Monday, December 3, 2012

A Day in the Glades

Staying in the same place two nights in a row is a bit of a luxury for road trippers. It was nice to wake up and not have to jump out of bed to repack the bags and the car and we even got a load of washing done before heading off for further exploration of the Everglades.

Our first stop was the Robert is Here fruit stand. The fruit shop has been built on the same spot that a much younger Robert had a fruit stand as a little boy and now it's a thriving family industry complete with some animals to feed and the best milkshakes you will ever taste. I was drawn here by previous trip reports extolling the magnificence of Robert's milkshakes and I wasn't disappointed. Taine had dragon fruit, I had strawberry & key lime and Geoff had papaya. They were all delicious.

Then it was on to the Everglades Alligator Farm for an airboat ride and another look at the local gators. The airboat ride was fun and after years of watching Miami Vice & CSI it was one of those 'must dos' for Australians. We do try not to do any damage to the local environment while we're traveling so was a bit of a conscience struggle. The Everglades is a beautiful and delicate eco system and I'm pretty sure the noisy airboats aren't doing anything to help the balance of nature.
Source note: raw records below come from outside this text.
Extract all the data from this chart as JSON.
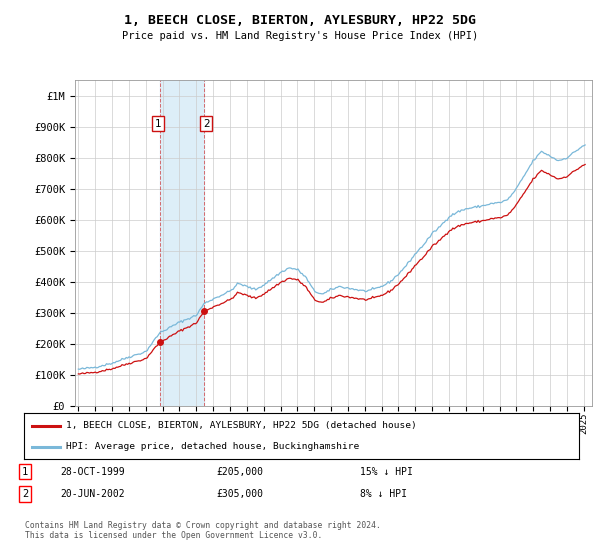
{
  "title": "1, BEECH CLOSE, BIERTON, AYLESBURY, HP22 5DG",
  "subtitle": "Price paid vs. HM Land Registry's House Price Index (HPI)",
  "ylim": [
    0,
    1050000
  ],
  "yticks": [
    0,
    100000,
    200000,
    300000,
    400000,
    500000,
    600000,
    700000,
    800000,
    900000,
    1000000
  ],
  "ytick_labels": [
    "£0",
    "£100K",
    "£200K",
    "£300K",
    "£400K",
    "£500K",
    "£600K",
    "£700K",
    "£800K",
    "£900K",
    "£1M"
  ],
  "hpi_color": "#7ab8d9",
  "price_color": "#cc1111",
  "shade_color": "#ddeef8",
  "t1_year": 1999.83,
  "t2_year": 2002.46,
  "t1_price": 205000,
  "t2_price": 305000,
  "transaction1_date": "28-OCT-1999",
  "transaction1_price": 205000,
  "transaction1_pct": "15% ↓ HPI",
  "transaction2_date": "20-JUN-2002",
  "transaction2_price": 305000,
  "transaction2_pct": "8% ↓ HPI",
  "legend_label_red": "1, BEECH CLOSE, BIERTON, AYLESBURY, HP22 5DG (detached house)",
  "legend_label_blue": "HPI: Average price, detached house, Buckinghamshire",
  "footer": "Contains HM Land Registry data © Crown copyright and database right 2024.\nThis data is licensed under the Open Government Licence v3.0.",
  "background_color": "#ffffff",
  "grid_color": "#cccccc",
  "xmin": 1994.8,
  "xmax": 2025.5
}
The farm also had the ritual gator feeding session. The pond (about 50 metres across) housed 250 adult alligators, most of whom looked like concrete statues lying on the banks when we got there. In fact, I was ready to bet money that some of them were fake. However, when the bell went for feeding time they were like my Year 9 english class when the lunch bell goes, suddenly becoming very animated (in an alligatorish kind of way!). I wasn't overly impressed with the feeding session or the snake display even though Taine got to be the star of the show pulling snakes out of the bag. Nevertheless, the farm was reasonably priced and I was satisfied that we'd 'done' the Everglades.

From there we entered the Everglades Park itself ($10 per car) and made our way to the Royal Palm Info Centre to walk the Anhinga Trail. Anhinga are birds that live in the glades. The spend a lot of time spread eagled in the trees to dry their wings. The track was a nice way to see the everglade environment  in its wild state. We saw lots of bird life and fish and quite a few gators. It's about 1km long which is plenty. There's only so much waving grass we can manage in one day.

Craving a home style salad we called back in at Robert is Here and bought some salad greens, cherry tomatoes, cucumber and an enormous avocado. Combined with a bag of frozen vegies and some fried chicken I think we've staved off the scurvy for another day.